British pilot and former entrepreneur (born 1986/1987)

Martin Richard Alexander Halstead (born ) is a pilot and former entrepreneur who founded two short-lived aviation businesses.

== Biography ==
His secondary education was at Abingdon School and D'Overbroeck's College. After a spell at Oxford Aviation Training, since early 2008 rebranded as Oxford Aviation Academy, Halstead decided to set up his own airline and focus on managing an aviation business.

== Alpha One Airways ==
Halstead first attracted media attention in the UK in March 2005 when, at the age of 18, he announced the launch of Alpha One Airways. Alpha One Airways never applied for an Air Operator's Certificate. Instead, Halstead planned to subcontract the operation of flights to another carrier.

Alpha One Airways was due to launch its commercial services on the route linking Oxford and Cambridge with flights starting on 18 April 2005. Alpha One never operated any services on the route, although from 1 February 2006 another small airline, Sky Commuter, for a few weeks had scheduled flights linking the two university cities.

After several changes of focus and false starts, the company eventually operated a route between the Isle of Man and Edinburgh using Piper Chieftain aircraft. In January 2006 it suspended operations having carried fewer than a hundred passengers.
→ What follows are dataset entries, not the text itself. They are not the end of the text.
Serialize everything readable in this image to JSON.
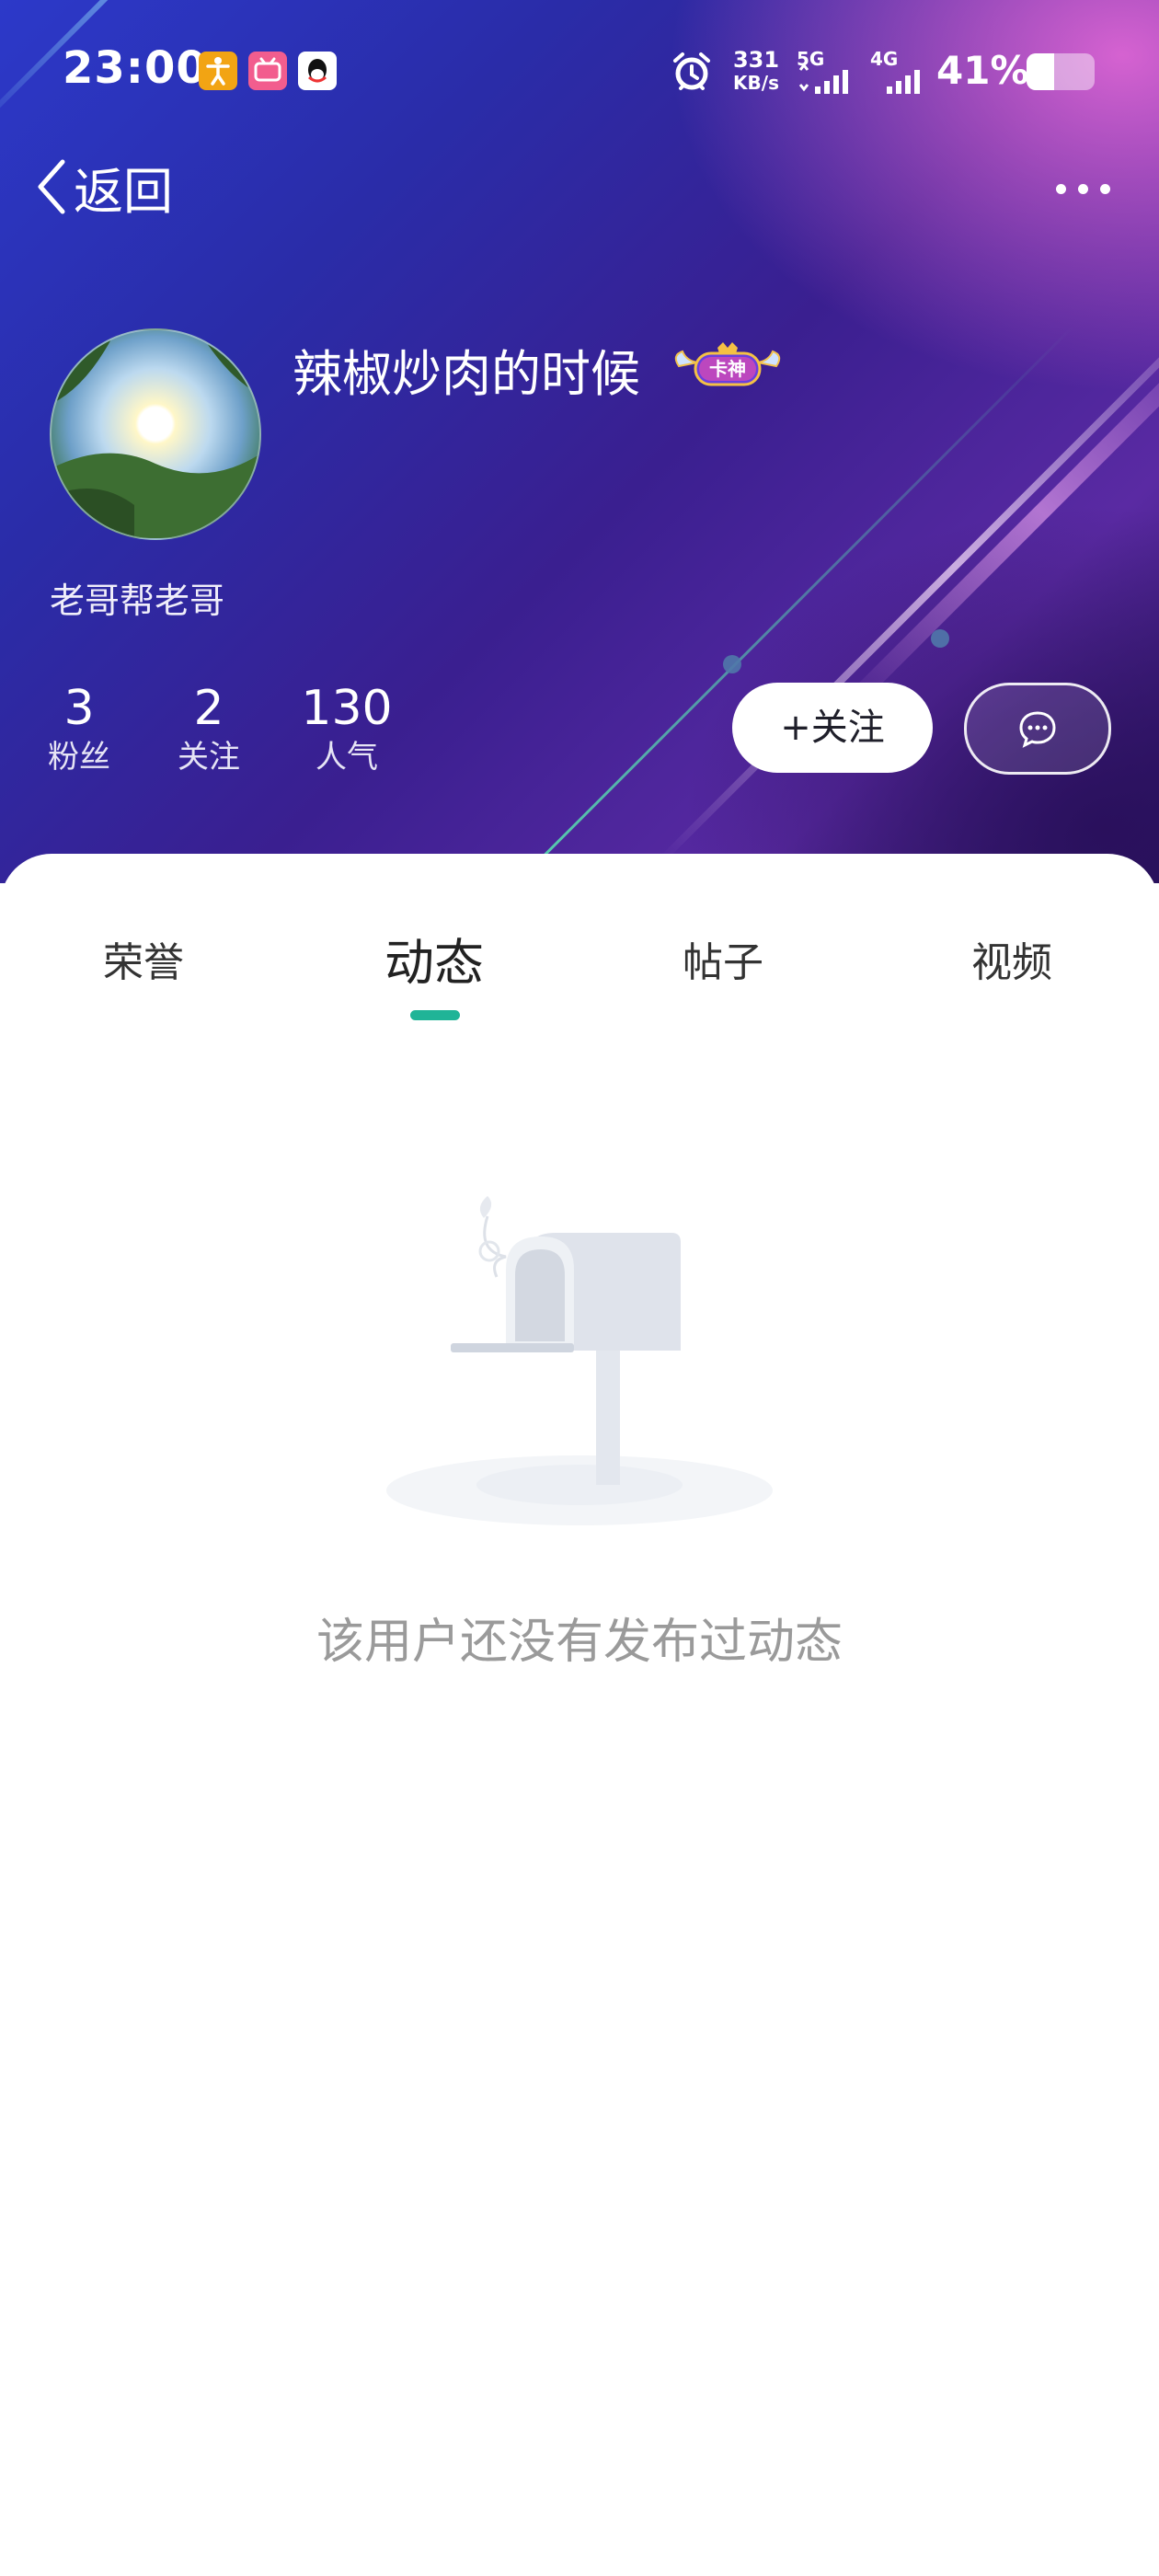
{
  "status_bar": {
    "time": "23:00",
    "net_speed_value": "331",
    "net_speed_unit": "KB/s",
    "sim1_label": "5G",
    "sim2_label": "4G",
    "battery_percent": "41%",
    "battery_level": 0.41
  },
  "nav": {
    "back_label": "返回"
  },
  "profile": {
    "username": "辣椒炒肉的时候",
    "badge_text": "卡神",
    "subtitle": "老哥帮老哥",
    "stats": [
      {
        "value": "3",
        "label": "粉丝"
      },
      {
        "value": "2",
        "label": "关注"
      },
      {
        "value": "130",
        "label": "人气"
      }
    ],
    "follow_label": "+关注"
  },
  "tabs": [
    {
      "label": "荣誉",
      "active": false
    },
    {
      "label": "动态",
      "active": true
    },
    {
      "label": "帖子",
      "active": false
    },
    {
      "label": "视频",
      "active": false
    }
  ],
  "empty_state": {
    "message": "该用户还没有发布过动态"
  },
  "colors": {
    "accent": "#20b497",
    "header_start": "#2c39c9",
    "header_end": "#2a1560"
  }
}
Alpha One Airways was supposedly going to refocus its operations, but nothing further came of the venture.

==After Alpha One Airways==
In an interview with The Oxford Times in October 2006, Halstead reflected on the Alpha One experience. The newspaper reported that Halstead was working again, this time at a music shop in Oxford city centre. Halstead became a director of the company which owned the shop.

==Varsity Express==
In January 2010 Halstead set up a new aviation venture called Varsity Express.

The new company started services between Oxford and Edinburgh on 1 March 2010, and suspended operations one week later, after a take over by the aircraft leaser, LinksAir, fell through. Mr Halstead stated that he lost £3,500 of his own money in the venture.